I immediately went back to the top, devouring the document. By the time I made it through a second time, my hands trembled.
I wondered if Daniel knew about this. By all appearances, he’d never touched these papers. He’d told me his father had committed suicide. And he didn’t lie to me. Though his actions this week were those of a stranger. Maybe he wasn’t the man I thought I knew. This was murder. No doubt in my mind.
I stuffed the papers back into the folder and had a moment of hesitation about what to do with them. Sometimes it was better to let sleeping dogs lie, so I abandoned the folder on the floor in the closet.
The triumph over discovering a tape player felt tainted now that I’d seen that report. My gut told me dredging it up would hurt Daniel. That was motivation enough to forget about it. I went back to the foyer, where I’d been sorting through my things. I put on my song, playing it over and over, the memory helping to ease the pain of separating from a life I wasn’t ready to part with.

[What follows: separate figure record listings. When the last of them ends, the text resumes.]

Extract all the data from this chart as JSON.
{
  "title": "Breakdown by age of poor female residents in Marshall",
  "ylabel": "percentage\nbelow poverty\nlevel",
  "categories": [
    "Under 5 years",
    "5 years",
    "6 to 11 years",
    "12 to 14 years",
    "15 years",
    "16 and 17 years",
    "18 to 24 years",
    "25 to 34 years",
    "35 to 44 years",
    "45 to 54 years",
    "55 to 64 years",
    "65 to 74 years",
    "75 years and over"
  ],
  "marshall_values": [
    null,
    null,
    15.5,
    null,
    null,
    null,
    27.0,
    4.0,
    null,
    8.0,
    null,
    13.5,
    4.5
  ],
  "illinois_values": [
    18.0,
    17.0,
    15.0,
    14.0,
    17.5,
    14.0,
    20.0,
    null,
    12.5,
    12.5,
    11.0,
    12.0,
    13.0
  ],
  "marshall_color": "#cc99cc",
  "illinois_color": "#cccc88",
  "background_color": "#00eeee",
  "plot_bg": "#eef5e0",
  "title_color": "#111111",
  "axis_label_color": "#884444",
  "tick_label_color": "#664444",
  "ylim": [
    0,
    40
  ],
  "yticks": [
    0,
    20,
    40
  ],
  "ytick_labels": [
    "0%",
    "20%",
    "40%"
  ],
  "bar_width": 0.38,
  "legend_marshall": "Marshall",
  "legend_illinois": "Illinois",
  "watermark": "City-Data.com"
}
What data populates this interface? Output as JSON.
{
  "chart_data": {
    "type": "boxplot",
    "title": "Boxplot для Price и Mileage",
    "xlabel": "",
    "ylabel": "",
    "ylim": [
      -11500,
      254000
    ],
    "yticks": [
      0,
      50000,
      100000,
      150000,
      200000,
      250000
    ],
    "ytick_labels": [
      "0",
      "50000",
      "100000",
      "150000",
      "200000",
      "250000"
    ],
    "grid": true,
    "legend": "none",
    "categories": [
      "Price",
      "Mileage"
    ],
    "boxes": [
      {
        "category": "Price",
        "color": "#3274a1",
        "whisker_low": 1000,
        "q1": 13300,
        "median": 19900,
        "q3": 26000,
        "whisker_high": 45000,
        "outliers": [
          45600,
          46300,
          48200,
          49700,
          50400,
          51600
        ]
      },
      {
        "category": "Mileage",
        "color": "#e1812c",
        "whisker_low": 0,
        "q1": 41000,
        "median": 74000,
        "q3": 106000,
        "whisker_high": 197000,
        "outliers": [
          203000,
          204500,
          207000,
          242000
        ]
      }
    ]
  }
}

Everything I had the day I agreed to be Daniel’s was there, down to the suitcase I’d had when I first came to New York. When I found something pre-Daniel, I packed it in that bag. There wasn’t much—mostly clothes, which fortunately still fit. I slipped on a pair of jeans I’d had since high school, ones that hadn’t seen the light of day in forever. There was a hole in the left knee and a tear on the right thigh. People paid hundreds of dollars for this look, and I’d accomplished it by loving those damn things so much. I unclasped the La Perla bra I had on and tossed it on top of the pile of things that were no longer mine, choosing a soft pink cotton one with faded roses on it from the stuff that was. I pulled my favorite black sweatshirt over my head. It had a wide neck, revealing a peek of shoulder. As I took in my reflection in the full-length mirror that hung near the front door, I looked like the twenty-two year old I’d once been. In truth, I hadn’t changed all that much on the inside either. What had changed was because of Daniel, and it was for the better.